Una disamina fatta con il cuore, con riferimento all'utilitarismo di John S. Mill e Jeremy Bentham, a Freud, alla Psicologia della Gestalt ed alla Psicologia dello sviluppo.

Il tutto si apre con il consueto corto che da sempre accompagna ogni lungometraggio targato Pixar: questa volta in scena scorre Lava, di James Ford Mur­phy, e non poteva che essere anch'esso un inno alle emozioni; nella versione originale è ancora più delizioso poichè gioca sull'assonanza fra le parole "lava" e "love". 

 

Poi si passa un'ora e mezza a nuotare immersi in una sinestesia. 

 

Inside Out è un'opera incredibilmente adulta, piena e zeppa di "tecnicismi" relativi alla psicologia infantile e, in generale, all'evoluzione cognitiva: sono citati molti concetti propri dei movimenti classici della psicologia e, fra tutti, certamente la psicanalisi e la la psicologia della Gestalt; non solo, le stesse coprotagoniste, le Emozioni, non sono state scelte casualmente, ma sono quelle che sono state definite "emozioni primarie" (ossia quelle innate e presenti in qualunque etnia, e da sempre - questa è la definizione di "universale"). 

 

 

 

 

A onor del vero mancano anche "disprezzo" e "sorpresa", tuttavia impersonificate rispettivamente da "disgusto" e "gioia". 

 

Questo basta a fare di Inside Out il film d'animazione incredibilmente maturo che è, ma la sala era comunque piena di bambini, e a ragione!
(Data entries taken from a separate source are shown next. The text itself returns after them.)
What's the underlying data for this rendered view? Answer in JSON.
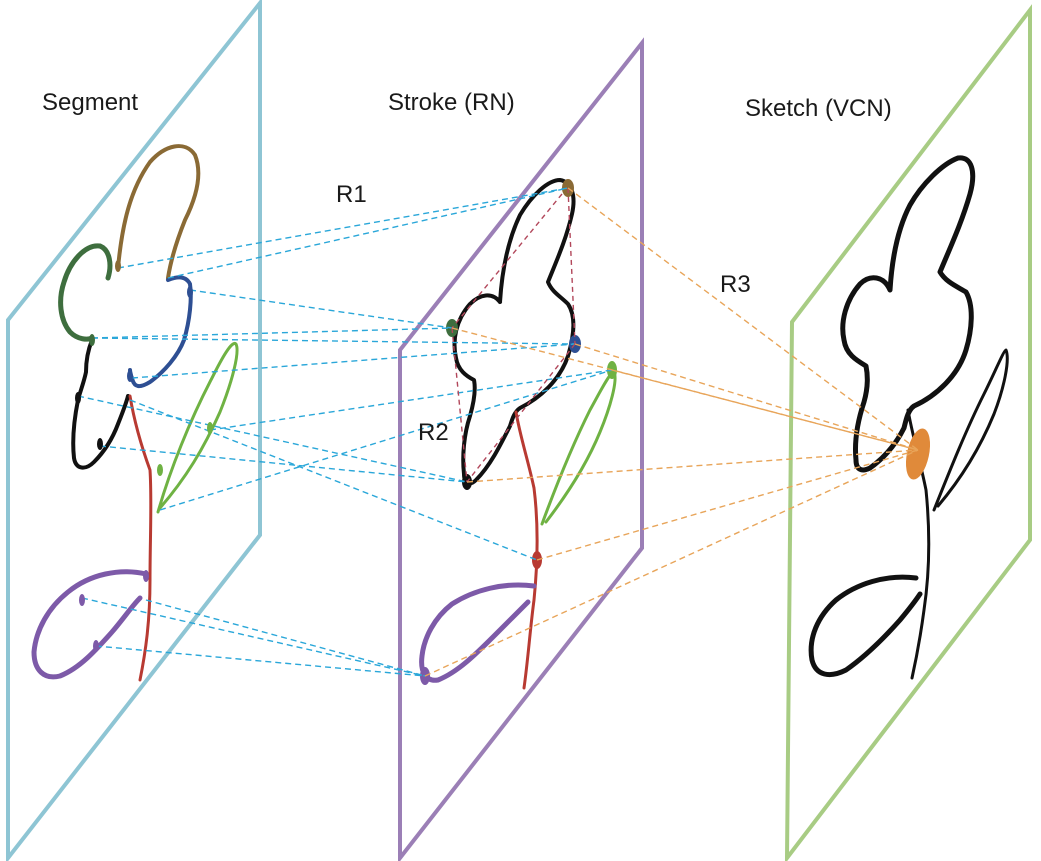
{
  "planes": {
    "segment": {
      "label": "Segment",
      "color": "#8ec5d4"
    },
    "stroke": {
      "label": "Stroke (RN)",
      "color": "#9b7fb6"
    },
    "sketch": {
      "label": "Sketch (VCN)",
      "color": "#a8cc84"
    }
  },
  "relations": {
    "r1": {
      "label": "R1",
      "color": "#2aa7d9"
    },
    "r2": {
      "label": "R2",
      "color": "#b2475b"
    },
    "r3": {
      "label": "R3",
      "color": "#e8a55a"
    }
  },
  "stroke_colors": {
    "petal_top": "#8a6a35",
    "petal_left": "#3e6e3e",
    "petal_right": "#2e4f93",
    "leaf_right": "#6fb243",
    "stem": "#b83a32",
    "leaf_bottom": "#7d5aa8",
    "black": "#111111",
    "hub": "#e08a3a"
  }
}
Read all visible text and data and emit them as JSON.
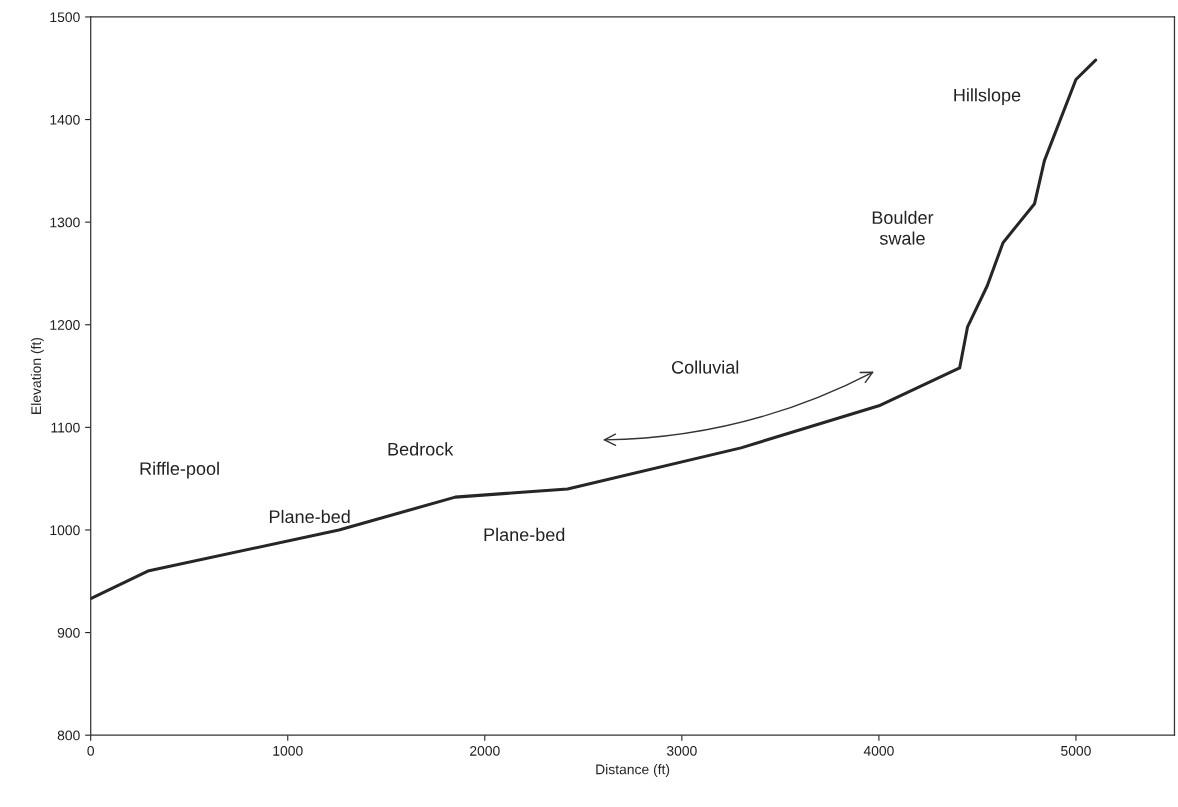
{
  "chart_data": {
    "type": "line",
    "xlabel": "Distance (ft)",
    "ylabel": "Elevation (ft)",
    "x": [
      0,
      290,
      1260,
      1850,
      2420,
      3300,
      4000,
      4410,
      4450,
      4550,
      4630,
      4790,
      4840,
      5000,
      5100
    ],
    "series": [
      {
        "color": "#262626",
        "values": [
          933,
          960,
          1000,
          1032,
          1040,
          1080,
          1121,
          1158,
          1198,
          1238,
          1280,
          1318,
          1360,
          1439,
          1458
        ]
      }
    ],
    "xlim": [
      0,
      5500
    ],
    "xticks": [
      0,
      1000,
      2000,
      3000,
      4000,
      5000
    ],
    "ylim": [
      800,
      1500
    ],
    "yticks": [
      800,
      900,
      1000,
      1100,
      1200,
      1300,
      1400,
      1500
    ],
    "grid": false,
    "marker": "none",
    "line_style": "solid",
    "annotations": [
      "Riffle-pool",
      "Plane-bed",
      "Bedrock",
      "Plane-bed",
      "Colluvial",
      "Boulder\nswale",
      "Hillslope"
    ]
  }
}
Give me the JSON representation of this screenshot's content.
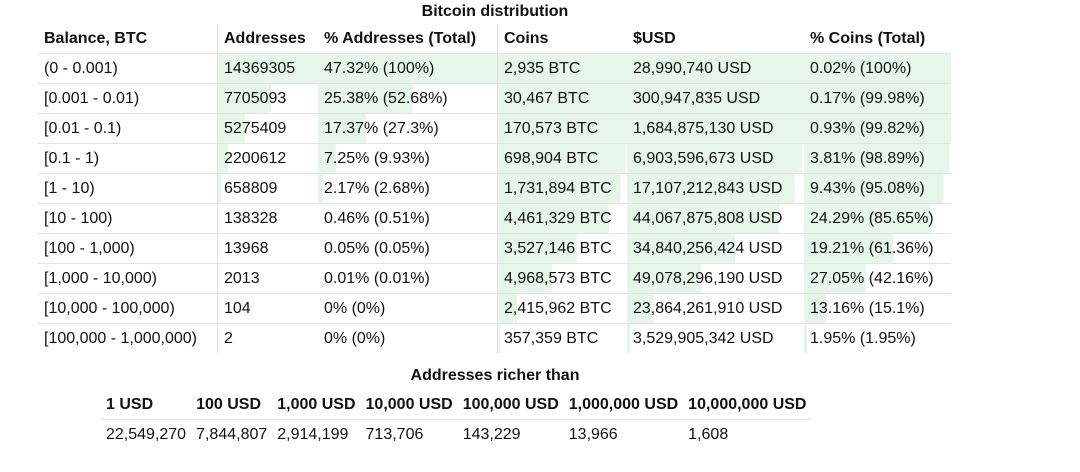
{
  "distribution": {
    "title": "Bitcoin distribution",
    "headers": [
      "Balance, BTC",
      "Addresses",
      "% Addresses (Total)",
      "Coins",
      "$USD",
      "% Coins (Total)"
    ],
    "rows": [
      {
        "balance": "(0 - 0.001)",
        "addresses": "14369305",
        "pct_addr": "47.32% (100%)",
        "coins": "2,935 BTC",
        "usd": "28,990,740 USD",
        "pct_coins": "0.02% (100%)",
        "bar_addr": 1.0,
        "bar_coins": 1.0
      },
      {
        "balance": "[0.001 - 0.01)",
        "addresses": "7705093",
        "pct_addr": "25.38% (52.68%)",
        "coins": "30,467 BTC",
        "usd": "300,947,835 USD",
        "pct_coins": "0.17% (99.98%)",
        "bar_addr": 0.53,
        "bar_coins": 1.0
      },
      {
        "balance": "[0.01 - 0.1)",
        "addresses": "5275409",
        "pct_addr": "17.37% (27.3%)",
        "coins": "170,573 BTC",
        "usd": "1,684,875,130 USD",
        "pct_coins": "0.93% (99.82%)",
        "bar_addr": 0.27,
        "bar_coins": 1.0
      },
      {
        "balance": "[0.1 - 1)",
        "addresses": "2200612",
        "pct_addr": "7.25% (9.93%)",
        "coins": "698,904 BTC",
        "usd": "6,903,596,673 USD",
        "pct_coins": "3.81% (98.89%)",
        "bar_addr": 0.1,
        "bar_coins": 0.99
      },
      {
        "balance": "[1 - 10)",
        "addresses": "658809",
        "pct_addr": "2.17% (2.68%)",
        "coins": "1,731,894 BTC",
        "usd": "17,107,212,843 USD",
        "pct_coins": "9.43% (95.08%)",
        "bar_addr": 0.03,
        "bar_coins": 0.95
      },
      {
        "balance": "[10 - 100)",
        "addresses": "138328",
        "pct_addr": "0.46% (0.51%)",
        "coins": "4,461,329 BTC",
        "usd": "44,067,875,808 USD",
        "pct_coins": "24.29% (85.65%)",
        "bar_addr": 0.0,
        "bar_coins": 0.86
      },
      {
        "balance": "[100 - 1,000)",
        "addresses": "13968",
        "pct_addr": "0.05% (0.05%)",
        "coins": "3,527,146 BTC",
        "usd": "34,840,256,424 USD",
        "pct_coins": "19.21% (61.36%)",
        "bar_addr": 0.0,
        "bar_coins": 0.61
      },
      {
        "balance": "[1,000 - 10,000)",
        "addresses": "2013",
        "pct_addr": "0.01% (0.01%)",
        "coins": "4,968,573 BTC",
        "usd": "49,078,296,190 USD",
        "pct_coins": "27.05% (42.16%)",
        "bar_addr": 0.0,
        "bar_coins": 0.42
      },
      {
        "balance": "[10,000 - 100,000)",
        "addresses": "104",
        "pct_addr": "0% (0%)",
        "coins": "2,415,962 BTC",
        "usd": "23,864,261,910 USD",
        "pct_coins": "13.16% (15.1%)",
        "bar_addr": 0.0,
        "bar_coins": 0.15
      },
      {
        "balance": "[100,000 - 1,000,000)",
        "addresses": "2",
        "pct_addr": "0% (0%)",
        "coins": "357,359 BTC",
        "usd": "3,529,905,342 USD",
        "pct_coins": "1.95% (1.95%)",
        "bar_addr": 0.0,
        "bar_coins": 0.02
      }
    ]
  },
  "richer": {
    "title": "Addresses richer than",
    "headers": [
      "1 USD",
      "100 USD",
      "1,000 USD",
      "10,000 USD",
      "100,000 USD",
      "1,000,000 USD",
      "10,000,000 USD"
    ],
    "values": [
      "22,549,270",
      "7,844,807",
      "2,914,199",
      "713,706",
      "143,229",
      "13,966",
      "1,608"
    ]
  },
  "colors": {
    "bar": "#e7f6ea",
    "border": "#e3e3e3"
  }
}
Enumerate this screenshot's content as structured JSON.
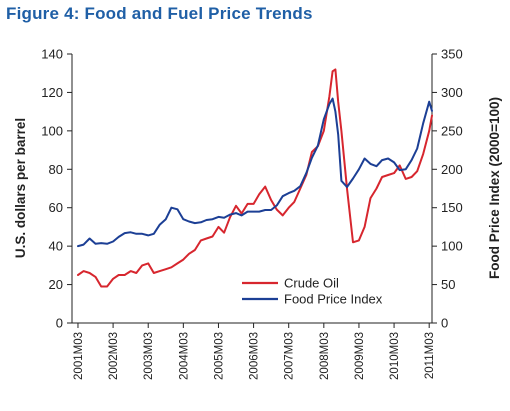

Perché quest'opera è anche un'incredibile esplosione cromatica ed è ricca di una fantasia ed una visionarietà senza pari: quello che si vede ad "Immagilandia" o il solo concetto della "Cineproduzione sogni" sembra impossibile pensare che non sia stato scritto da un bambino. 

 

Ma Inside Out è un'opera strepitosa anche per altri motivi, ad esempio perché il soggetto è a dir poco brillante, ma, allo stesso tempo, rischiosissimo.

 

Mi spiego: soprattutto i primi venti/trenta minuti (fino a quando si delinea un intreccio anche dentro la mente di Riley, per intenderci) assistiamo a una padronanza della sceneggiatura e del montaggio davvero notevoli, perché sarebbe stato facilissimo rendere l'operato delle Emozioni una sorta di "sala dei bottoni" dove dei mostriciattoli onnipotenti si divertivano a pilotare quasi sadicamente un essere umano, invece, dicevo, gli autori sono stati bravissimi a trovare un equilibrio fra il loro operato e il decorso naturale (e realistico) della vita. 

 

 



Insomma, la "sorpresa" per le novità della vita in realtà coinvolge anche le stesse Emozioni che, sì, hanno un indubitabile "potere" su Riley, ma non possono ad esempio cambiare sempre e comunque l'umore della bimba: più che burattinai onnipotenti sono demiurghi che plasmano l'emotività della bambina solo con quello che hanno a disposizione (una console dall'ampiezza limitata, i personalissimi e contingenti ricordi di Riley...).

 

Insomma loro non sono Riley, perché Riley - e lo si dice chiaramente ad un certo punto - è le sue passioni, le sue "Isole della personalità", tutt'al più i suoi "ricordi base".

 

Questo è stato un colpo di genio e ci suggerisce anche una riflessione sulla preminenza di queste istanze sulle nostre emozioni; e stessa cosa fa un'idea ben radicata (pensate ad Inception).

 

A ragione di questo vedremo Gioia e Tristezza inermi vittime del subconscio piuttosto che spettatrici impotenti dello sgretolamento della personalità della bimba.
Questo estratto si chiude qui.